In our everyday life, we take chances all the time. We try a new brand of coffee or buy blue nail polish instead of the red. Some of us quit 9-5 jobs to start your own businesses. Others bring home the boy or girlfriend our parents will disapprove of, because he or she is the wrong religion, or the wrong sex.
But I’m talking about a different type of risk that I or my kids engaged in while in foreign lands. There were obvious and inherent dangers associated with our actions. The rewards, however, at least in my son, Brennan’s case, were also potentially life affirming. In a minute I’ll talk more about the bees.
In Chapter 2 of THESE BOYS ARE KILLING ME, there’s an email that Brennan sent from Luxor, Egypt. He started by saying he’d met two little kids at the bazaar who introduced him to a merchant named Yusuf. Brennan ended up hanging out with Yusuf and his friends. When Yusuf closed his booth, he invited Brennan to dinner at his house. Before I finished that long email I began to feel uneasy, but I kept reading.
Brennan’s wariness lessened as they took a ferry across the Nile to a village on the West Bank, where he got his first good look at ancient Egypt, including Thebes, once the capital of Egypt. The evening was spent listening to American albums—lots of reggae. Brennan said Yusuf’s parents were gracious, his sisters beautiful, and dinner was home cooked, Middle Eastern and delicious. My son will forever remember that day he took a chance and was rewarded with the hospitality of an Egyptian, Muslim family.
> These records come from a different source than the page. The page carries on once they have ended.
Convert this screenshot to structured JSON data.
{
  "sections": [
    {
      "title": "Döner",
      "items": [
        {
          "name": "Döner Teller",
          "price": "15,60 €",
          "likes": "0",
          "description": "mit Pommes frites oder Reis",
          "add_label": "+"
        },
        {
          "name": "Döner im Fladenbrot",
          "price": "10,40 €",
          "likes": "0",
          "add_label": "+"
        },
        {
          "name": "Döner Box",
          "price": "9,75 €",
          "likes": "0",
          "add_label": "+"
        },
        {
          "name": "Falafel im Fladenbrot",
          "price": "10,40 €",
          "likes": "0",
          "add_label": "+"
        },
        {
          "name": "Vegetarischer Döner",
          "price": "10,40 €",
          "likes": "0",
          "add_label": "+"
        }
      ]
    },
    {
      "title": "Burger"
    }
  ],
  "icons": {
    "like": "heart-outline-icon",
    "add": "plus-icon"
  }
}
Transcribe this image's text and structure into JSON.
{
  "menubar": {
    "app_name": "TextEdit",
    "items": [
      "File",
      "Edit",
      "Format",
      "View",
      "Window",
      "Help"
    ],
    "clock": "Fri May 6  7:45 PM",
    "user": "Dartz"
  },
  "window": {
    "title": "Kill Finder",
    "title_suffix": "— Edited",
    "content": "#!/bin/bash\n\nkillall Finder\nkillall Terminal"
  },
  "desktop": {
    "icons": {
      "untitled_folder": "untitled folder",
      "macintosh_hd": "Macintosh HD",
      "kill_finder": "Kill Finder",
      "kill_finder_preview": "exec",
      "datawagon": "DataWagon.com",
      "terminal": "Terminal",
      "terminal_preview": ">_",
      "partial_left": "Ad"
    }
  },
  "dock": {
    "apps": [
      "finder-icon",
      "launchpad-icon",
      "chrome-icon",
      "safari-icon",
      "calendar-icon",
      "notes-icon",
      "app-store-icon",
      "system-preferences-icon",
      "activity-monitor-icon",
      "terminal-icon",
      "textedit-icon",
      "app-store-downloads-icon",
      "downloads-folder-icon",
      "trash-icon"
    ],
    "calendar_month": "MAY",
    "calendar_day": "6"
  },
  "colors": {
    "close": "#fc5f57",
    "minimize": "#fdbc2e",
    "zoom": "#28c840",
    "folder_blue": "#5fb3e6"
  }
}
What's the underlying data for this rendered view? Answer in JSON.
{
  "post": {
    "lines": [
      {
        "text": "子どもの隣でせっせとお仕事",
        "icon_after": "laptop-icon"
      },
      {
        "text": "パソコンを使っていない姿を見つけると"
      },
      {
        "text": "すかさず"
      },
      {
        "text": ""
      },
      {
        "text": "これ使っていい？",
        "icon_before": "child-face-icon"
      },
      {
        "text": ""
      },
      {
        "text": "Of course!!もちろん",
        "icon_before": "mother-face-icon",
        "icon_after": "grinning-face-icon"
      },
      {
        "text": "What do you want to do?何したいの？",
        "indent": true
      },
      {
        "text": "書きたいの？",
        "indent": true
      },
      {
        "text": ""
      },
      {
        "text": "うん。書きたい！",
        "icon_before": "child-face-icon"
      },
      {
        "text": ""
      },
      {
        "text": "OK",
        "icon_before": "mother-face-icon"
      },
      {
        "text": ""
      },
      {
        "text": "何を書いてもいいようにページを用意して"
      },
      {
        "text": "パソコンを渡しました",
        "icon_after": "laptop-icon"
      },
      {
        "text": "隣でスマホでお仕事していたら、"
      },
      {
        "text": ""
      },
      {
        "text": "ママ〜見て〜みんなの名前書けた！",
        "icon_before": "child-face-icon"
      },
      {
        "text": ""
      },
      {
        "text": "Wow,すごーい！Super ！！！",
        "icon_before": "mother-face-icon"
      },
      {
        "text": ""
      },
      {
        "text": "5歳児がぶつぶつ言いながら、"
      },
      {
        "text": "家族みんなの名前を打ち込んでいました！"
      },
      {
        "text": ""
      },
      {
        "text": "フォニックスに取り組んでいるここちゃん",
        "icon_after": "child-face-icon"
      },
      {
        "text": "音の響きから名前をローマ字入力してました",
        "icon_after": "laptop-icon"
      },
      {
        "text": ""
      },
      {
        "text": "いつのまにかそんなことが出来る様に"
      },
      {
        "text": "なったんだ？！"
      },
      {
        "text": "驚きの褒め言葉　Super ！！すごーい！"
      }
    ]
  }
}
At another time and place, I held the bee screen you see below because my usual, overly cautious persona eases up when I travel. When the beekeeper said the bees wouldn’t sting me, I believed him. He was right. It felt good to take that risk. Maybe a little dumb, but also brave. I was proud of myself. Would such a one-time, kooky opportunity ever present itself again? I thought not.
I took a chance, got closeup and personal with a hive of bees; saw their grace when hovering over a flower; realized that, from a distance, bees are kind of cute, and they are the only species that produces honey.